Кажется, успокоилась. Хочется прижать ее к себе – нет, рано. Еще потерпеть.
– Иногда я думаю: мне не может быть двадцать шесть. Я где-то потеряла года три-четыре: как я их прожила – и для чего?
– Еще по одному?
– Не надо. Или я тоже не попрощаюсь.
Я почувствовал, как внутри опять становится горячо: ползет вверх температура – или Белова слишком близко? Пожалуй, с коктейлями и правда лучше завязать – и все-таки через десять минут заказываю еще два.
– Надо вернуться в универ – может, этой осенью. Или не возвращаться – начать все заново. Я хотела ветеринаром стать…
Над танцполом загорается диско-шар. До нас долетают крупинки света, будто редкий снег: по лицу, по волосам.
– Знаешь, он совсем меня не любит. Я давно осознала, что не изменю этого, что он всю жизнь будет пользоваться, а я – терпеть. И у Сони – то же самое, и у Матвеевой, и даже у Нинки Лапшиной, – а у нее третий брак. И все три одинаковые – наверное, это и есть жизнь.
Ладонь – на ее затылок: чувствую тепло, неровное и робкое. На секунду задерживает дыхание, словно пытается понять, можно ли еще отыграть назад – или уже решено.

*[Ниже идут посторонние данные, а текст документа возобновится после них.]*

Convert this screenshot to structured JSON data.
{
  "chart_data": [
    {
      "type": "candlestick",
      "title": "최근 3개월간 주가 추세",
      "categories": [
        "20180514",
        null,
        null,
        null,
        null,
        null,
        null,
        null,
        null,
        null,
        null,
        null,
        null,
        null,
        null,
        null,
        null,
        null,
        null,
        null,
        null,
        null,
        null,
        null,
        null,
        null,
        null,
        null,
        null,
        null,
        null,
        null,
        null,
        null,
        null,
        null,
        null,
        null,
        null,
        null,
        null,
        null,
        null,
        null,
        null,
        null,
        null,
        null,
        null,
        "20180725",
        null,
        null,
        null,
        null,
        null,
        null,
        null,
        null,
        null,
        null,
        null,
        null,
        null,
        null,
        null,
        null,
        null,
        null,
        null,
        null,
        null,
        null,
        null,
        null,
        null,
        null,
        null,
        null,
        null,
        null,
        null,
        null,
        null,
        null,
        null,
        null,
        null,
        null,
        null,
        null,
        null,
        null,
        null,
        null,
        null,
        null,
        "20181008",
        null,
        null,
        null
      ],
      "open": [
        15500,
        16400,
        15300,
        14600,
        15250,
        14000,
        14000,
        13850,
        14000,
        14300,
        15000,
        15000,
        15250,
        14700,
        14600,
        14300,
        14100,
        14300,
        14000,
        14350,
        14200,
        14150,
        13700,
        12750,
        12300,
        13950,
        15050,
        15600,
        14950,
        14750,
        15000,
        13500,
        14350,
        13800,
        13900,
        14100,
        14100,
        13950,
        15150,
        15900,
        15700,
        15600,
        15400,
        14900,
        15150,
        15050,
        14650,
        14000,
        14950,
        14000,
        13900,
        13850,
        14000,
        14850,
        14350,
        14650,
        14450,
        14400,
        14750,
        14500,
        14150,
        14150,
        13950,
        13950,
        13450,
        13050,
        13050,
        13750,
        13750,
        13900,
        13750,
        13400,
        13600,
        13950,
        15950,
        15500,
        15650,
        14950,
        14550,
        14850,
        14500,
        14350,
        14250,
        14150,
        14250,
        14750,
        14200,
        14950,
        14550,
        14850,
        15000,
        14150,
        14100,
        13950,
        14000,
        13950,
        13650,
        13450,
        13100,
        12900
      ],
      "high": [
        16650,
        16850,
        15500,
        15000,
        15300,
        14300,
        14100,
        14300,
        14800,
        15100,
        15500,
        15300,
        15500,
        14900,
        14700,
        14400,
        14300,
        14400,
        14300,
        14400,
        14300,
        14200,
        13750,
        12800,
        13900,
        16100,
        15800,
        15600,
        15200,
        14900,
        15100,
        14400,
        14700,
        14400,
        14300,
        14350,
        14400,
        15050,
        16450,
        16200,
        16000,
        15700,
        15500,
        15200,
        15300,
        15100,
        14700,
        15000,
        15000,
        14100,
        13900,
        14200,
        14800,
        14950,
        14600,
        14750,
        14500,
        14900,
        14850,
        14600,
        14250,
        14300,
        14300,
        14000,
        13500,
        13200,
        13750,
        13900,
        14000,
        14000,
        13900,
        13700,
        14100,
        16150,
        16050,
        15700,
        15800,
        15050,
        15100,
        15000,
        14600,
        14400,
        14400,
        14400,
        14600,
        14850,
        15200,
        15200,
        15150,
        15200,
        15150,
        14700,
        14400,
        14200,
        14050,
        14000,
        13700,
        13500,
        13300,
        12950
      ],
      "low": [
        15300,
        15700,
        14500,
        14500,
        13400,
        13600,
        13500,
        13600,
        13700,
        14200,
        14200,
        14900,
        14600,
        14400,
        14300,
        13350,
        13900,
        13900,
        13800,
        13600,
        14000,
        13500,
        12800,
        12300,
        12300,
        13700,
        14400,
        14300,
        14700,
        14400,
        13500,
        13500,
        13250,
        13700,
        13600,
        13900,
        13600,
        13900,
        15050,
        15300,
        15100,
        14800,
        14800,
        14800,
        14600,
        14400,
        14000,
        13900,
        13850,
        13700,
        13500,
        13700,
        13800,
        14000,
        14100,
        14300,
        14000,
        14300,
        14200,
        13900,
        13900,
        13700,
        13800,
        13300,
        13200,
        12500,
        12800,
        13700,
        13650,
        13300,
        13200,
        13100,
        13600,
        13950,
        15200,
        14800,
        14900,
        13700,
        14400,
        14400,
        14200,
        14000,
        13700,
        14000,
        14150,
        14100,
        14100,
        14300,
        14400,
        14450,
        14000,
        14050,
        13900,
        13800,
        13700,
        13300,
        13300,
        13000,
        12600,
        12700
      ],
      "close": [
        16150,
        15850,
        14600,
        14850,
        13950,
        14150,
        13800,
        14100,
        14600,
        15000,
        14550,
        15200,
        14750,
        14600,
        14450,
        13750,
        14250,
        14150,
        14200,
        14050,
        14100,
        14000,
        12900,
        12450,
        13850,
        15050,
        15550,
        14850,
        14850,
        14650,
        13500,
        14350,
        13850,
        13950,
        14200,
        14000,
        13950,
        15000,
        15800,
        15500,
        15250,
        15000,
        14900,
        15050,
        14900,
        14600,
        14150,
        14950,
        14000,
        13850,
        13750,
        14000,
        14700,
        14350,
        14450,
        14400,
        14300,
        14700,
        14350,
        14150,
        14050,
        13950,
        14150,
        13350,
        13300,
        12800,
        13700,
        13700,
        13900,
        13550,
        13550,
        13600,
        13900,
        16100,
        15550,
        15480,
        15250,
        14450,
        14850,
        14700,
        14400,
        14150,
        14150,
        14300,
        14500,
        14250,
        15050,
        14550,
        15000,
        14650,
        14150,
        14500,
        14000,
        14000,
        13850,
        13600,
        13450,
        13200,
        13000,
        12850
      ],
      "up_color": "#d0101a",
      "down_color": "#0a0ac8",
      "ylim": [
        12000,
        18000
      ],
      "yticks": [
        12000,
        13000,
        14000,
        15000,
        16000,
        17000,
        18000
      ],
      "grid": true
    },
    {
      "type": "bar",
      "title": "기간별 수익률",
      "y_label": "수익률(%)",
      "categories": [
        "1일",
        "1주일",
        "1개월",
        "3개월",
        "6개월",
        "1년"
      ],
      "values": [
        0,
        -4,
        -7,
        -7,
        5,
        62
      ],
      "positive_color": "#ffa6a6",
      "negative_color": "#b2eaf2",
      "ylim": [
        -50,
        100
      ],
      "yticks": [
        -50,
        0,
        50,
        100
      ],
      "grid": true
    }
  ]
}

– Я ведь читала – во вторник, после салюта. Мне кто-то говорил, что ты пишешь; я подумала: надо попробовать. Вот эти твои рассказы – это же навсегда. Это почти бессмертие. Если б Пушкина не убили, он бы не умер.
– Ну, с Пушкиным – это уж совсем.
– Не, я не сравниваю. У Пушкина по-другому. У Пушкина – про чувства. А у тебя – сплошной ум, никакого сердца.
Стакан резко опустел, и в музыке стихло: один бас еле слышно давил на воздух.
– Можно ведь от сердца.
– Можно и от сердца.
Белова посмотрела на меня, подумала.
– Ой, забудь, – сказала наконец, – каждый первый пишет от сердца. А если что-то есть в голове – зачем отказываться?
Машина нашлась почти сразу: ее голова на моем плече, рука – под пиджаком. Она дважды назвала меня чужим именем, она едва ли понимает, куда мы едем. А я? я хоть что-нибудь понимаю? Она расправляет подол платья, оставляет сапоги у входа: я замечаю подкладку на голенищах – плотную, чуть ли не с ворсом – и как она не сварила ноги за ночь?
– Пахнет уксусом, – говорит она в комнате.